WSIB 2015 Economic Statement-Even Cheaper Insurance for Boss coming

November 20, 2015

In the 1970s, the Union of Injured Workers rallied injured workers with its four demands and its description of workers' compensation as "cheap insurance for boss". After 40 years, the Board in 2015 is proud to announce "even cheaper insurance for boss".  They call it a "2015 Economic Statement" and you can find it attached to a recent News Release. It is a continuation of a 20 year pattern that began with the election of Mike Harris in 1995; it is only fitting that his Minister of Labour, Elizabeth Witmer would be at the helm of the Board for this announcement.


Injured worker efforts beginning in the early 1970s led to real improvements for injured workers over the next 10-15 years, and increasing assessments for employers.  When Mike Harris' government  took office in the 1990s, he promised to reduce benefits and assessments and he did so.  Drastically.  His government reduced assessments by 30% and benefits by 15% in a variety of ways.  This disparity between the assessment and benefit cuts eventually led to a significant deterioration of the WSIB's financial position; it was masked for almost a decade by spectacular investment returns, but this windfall ended in 2007.  The WSIB then had to choose between raising assessments, cutting benefits or allowing the Board's financial position to remain poor.  The Board decided to raise assessments by a total of 9% between 2008 and 2014 and to cut benefits in a number of less visible ways:

  • more claims denied (almost double the previous rate)
  • a removal of any concern about sustainability in the return to work process
  • much greater use of surveillance to deter claims
  • much more stringent decision-making with respect to psychological conditions
  • extreme reluctance to accept that middle-aged and even older permanently impaired workers are unemployable
  • revision of policies and practices with respect to the aggravation of pre-existing conditions
  • reduction of NEL awards by administrative practice

Most of the benefit cuts were achieved without any specific change in policy by administrative fiat from senior management.

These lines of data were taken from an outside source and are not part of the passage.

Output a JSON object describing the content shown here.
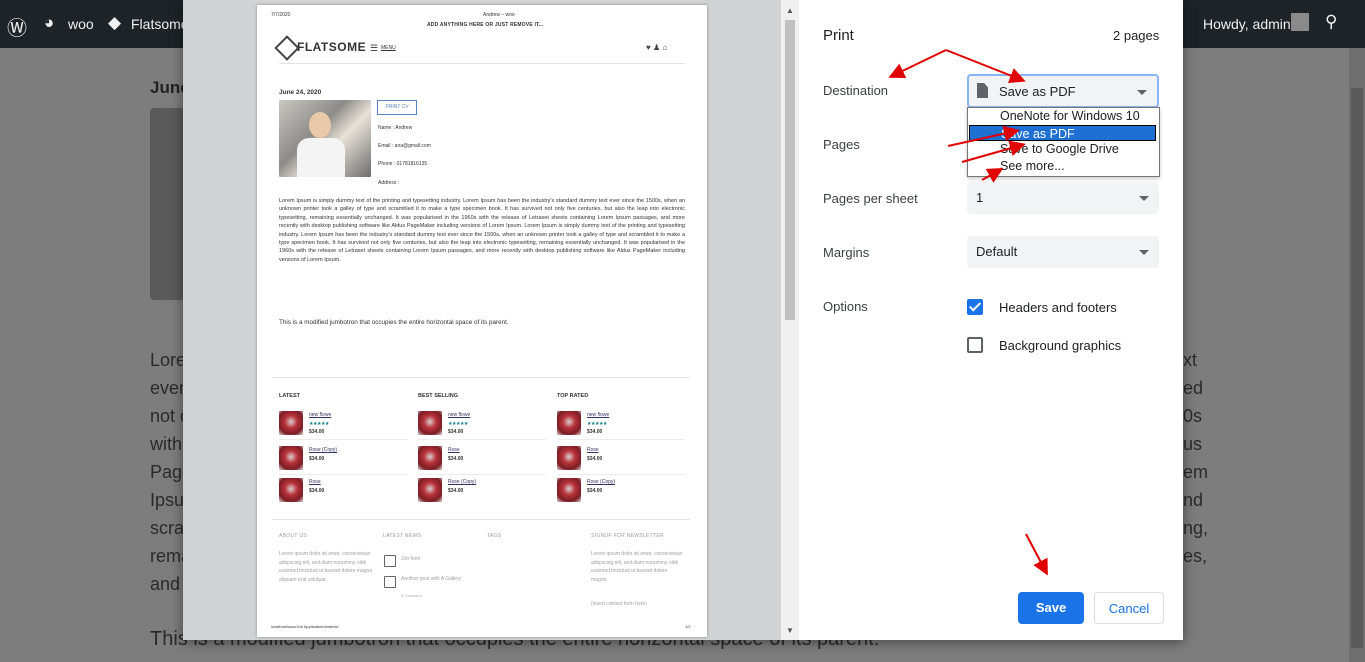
{
  "admin_bar": {
    "site_name": "woo",
    "theme_name": "Flatsome",
    "greeting": "Howdy, admin"
  },
  "background_page": {
    "date": "June",
    "lorem_lines": [
      "Lore",
      "ever",
      "not c",
      "with",
      "Page",
      "Ipsu",
      "scra",
      "rema",
      "and"
    ],
    "right_fragments": [
      "xt",
      "ed",
      "0s",
      "us",
      "em",
      "nd",
      "ng,",
      "es,"
    ],
    "bottom_text": "This is a modified jumbotron that occupies the entire horizontal space of its parent."
  },
  "preview": {
    "header_date": "7/7/2020",
    "header_title": "Andrew – woo",
    "banner": "ADD ANYTHING HERE OR JUST REMOVE IT...",
    "logo_text": "FLATSOME",
    "menu_label": "MENU",
    "post_date": "June 24, 2020",
    "print_cv": "PRINT CV",
    "name": "Name : Andrew",
    "email": "Email : ana@gmail.com",
    "phone": "Phone : 01781816135",
    "address": "Address :",
    "lorem": "Lorem Ipsum is simply dummy text of the printing and typesetting industry. Lorem Ipsum has been the industry's standard dummy text ever since the 1500s, when an unknown printer took a galley of type and scrambled it to make a type specimen book. It has survived not only five centuries, but also the leap into electronic typesetting, remaining essentially unchanged. It was popularised in the 1960s with the release of Letraset sheets containing Lorem Ipsum passages, and more recently with desktop publishing software like Aldus PageMaker including versions of Lorem Ipsum. Lorem Ipsum is simply dummy text of the printing and typesetting industry. Lorem Ipsum has been the industry's standard dummy text ever since the 1500s, when an unknown printer took a galley of type and scrambled it to make a type specimen book. It has survived not only five centuries, but also the leap into electronic typesetting, remaining essentially unchanged. It was popularised in the 1960s with the release of Letraset sheets containing Lorem Ipsum passages, and more recently with desktop publishing software like Aldus PageMaker including versions of Lorem Ipsum.",
    "jumbotron": "This is a modified jumbotron that occupies the entire horizontal space of its parent.",
    "columns": [
      {
        "title": "LATEST",
        "items": [
          {
            "name": "new flowe",
            "stars": "★★★★★",
            "price": "$34.00"
          },
          {
            "name": "Rose (Copy)",
            "stars": "",
            "price": "$34.00"
          },
          {
            "name": "Rose",
            "stars": "",
            "price": "$34.00"
          }
        ]
      },
      {
        "title": "BEST SELLING",
        "items": [
          {
            "name": "new flowe",
            "stars": "★★★★★",
            "price": "$34.00"
          },
          {
            "name": "Rose",
            "stars": "",
            "price": "$34.00"
          },
          {
            "name": "Rose (Copy)",
            "stars": "",
            "price": "$34.00"
          }
        ]
      },
      {
        "title": "TOP RATED",
        "items": [
          {
            "name": "new flowe",
            "stars": "★★★★★",
            "price": "$34.00"
          },
          {
            "name": "Rose",
            "stars": "",
            "price": "$34.00"
          },
          {
            "name": "Rose (Copy)",
            "stars": "",
            "price": "$34.00"
          }
        ]
      }
    ],
    "footer": {
      "about_title": "ABOUT US",
      "about_text": "Lorem ipsum dolor sit amet, consectetuer adipiscing elit, sed diam nonummy nibh euismod tincidunt ut laoreet dolore magna aliquam erat volutpat.",
      "news_title": "LATEST NEWS",
      "news_1": "Job form",
      "news_2": "Another post with A Gallery",
      "news_2_meta": "0 Comment",
      "tags_title": "TAGS",
      "newsletter_title": "SIGNUP FOR NEWSLETTER",
      "newsletter_text": "Lorem ipsum dolor sit amet, consectetuer adipiscing elit, sed diam nonummy nibh euismod tincidunt ut laoreet dolore magna.",
      "newsletter_form": "(insert contact form here)"
    },
    "footer_url": "localhost/woo/Job Application/andrew/",
    "page_number": "1/2"
  },
  "print": {
    "title": "Print",
    "page_count": "2 pages",
    "destination_label": "Destination",
    "destination_value": "Save as PDF",
    "destination_options": [
      "OneNote for Windows 10",
      "Save as PDF",
      "Save to Google Drive",
      "See more..."
    ],
    "selected_option_index": 1,
    "pages_label": "Pages",
    "pages_per_sheet_label": "Pages per sheet",
    "pages_per_sheet_value": "1",
    "margins_label": "Margins",
    "margins_value": "Default",
    "options_label": "Options",
    "headers_footers_label": "Headers and footers",
    "headers_footers_checked": true,
    "background_graphics_label": "Background graphics",
    "background_graphics_checked": false,
    "save_label": "Save",
    "cancel_label": "Cancel"
  },
  "colors": {
    "primary_blue": "#1a73e8",
    "annotation_red": "#e00000",
    "selected_option": "#1e70d2"
  }
}
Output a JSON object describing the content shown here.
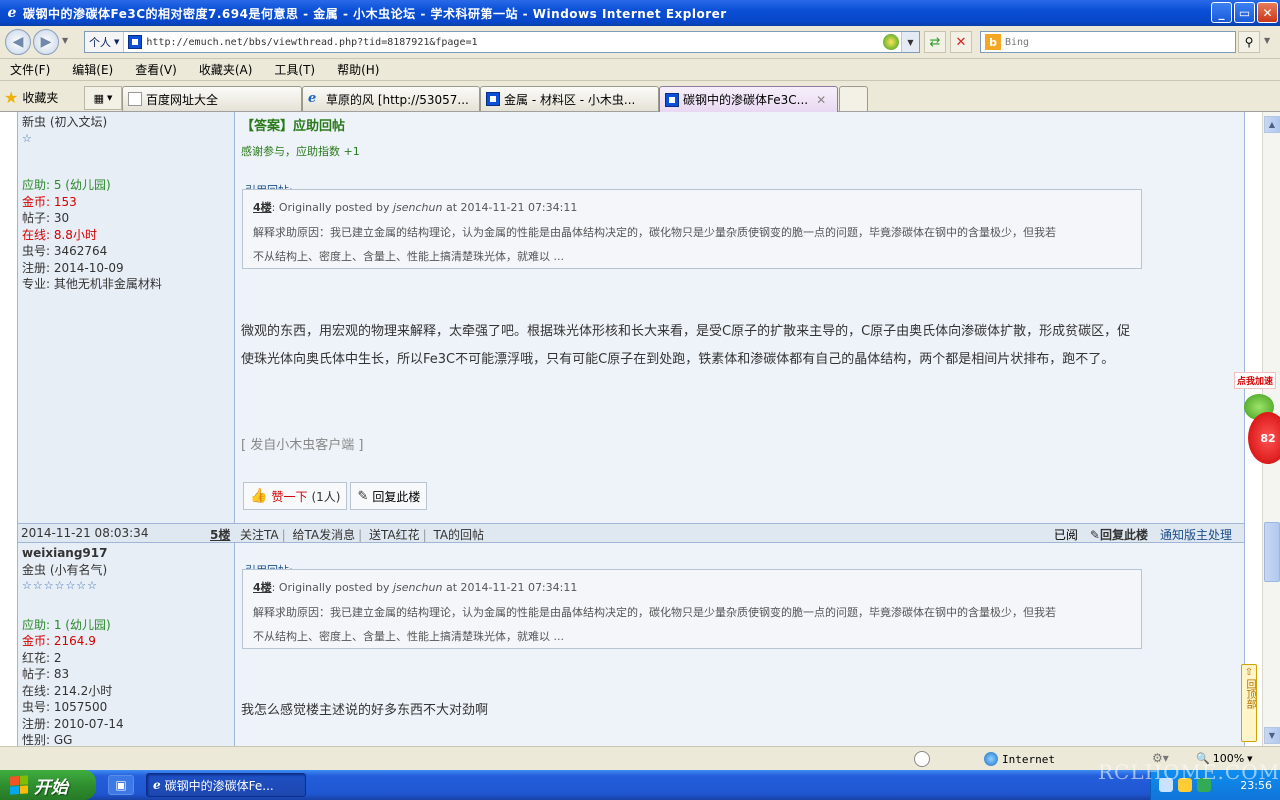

The modest assessment rate increase and the significant benefit cuts have resulted in a better financial position for the Board.  Here's what the Statement says:

Over the past five years, transformational changes in operations and improvements in workplace safety have resulted in a remarkable turnaround in the WSIB’s financial position. Despite some concerns about a slowing economy, there is a possibility for the WSIB to reach the legislated target of 100 per cent funding five to six years ahead of schedule. This gives rise to the opportunity to reduce employer premiums and provide much needed assistance to Ontario’s employers beginning as early as 2017. Once 100 per cent funding is reached and a prudent margin of safety is maintained, employer premiums can be reduced to a level that is well below the Canadian average and more than $2 billion can be returned annually to Ontario’s economy.

And the Statement details what the WSIB plans to do with its foreseen bounty- a reduction in premiums of 13% by 2022 and further reductions until premiums will be just over half what they are today in 2032,  levels that Mike Harris could only have dreamed of.



What does it all add up to?  Lower benefits for injured workers, lower premiums for employers and "$2 billion injected into the Ontario economy".  Wait.  Isn't that trickle-down theory?  If you give a whole truckload of money to employers in the form of lower assessments, they're going to invest all of it in the Ontario economy, right?  Maybe they will and maybe instead they'll return more money to their shareholders.  Book those all-inclusive luxury cruises now.

Income inequality has many causes.  Sometimes it is dressed up.  This is one of those cases.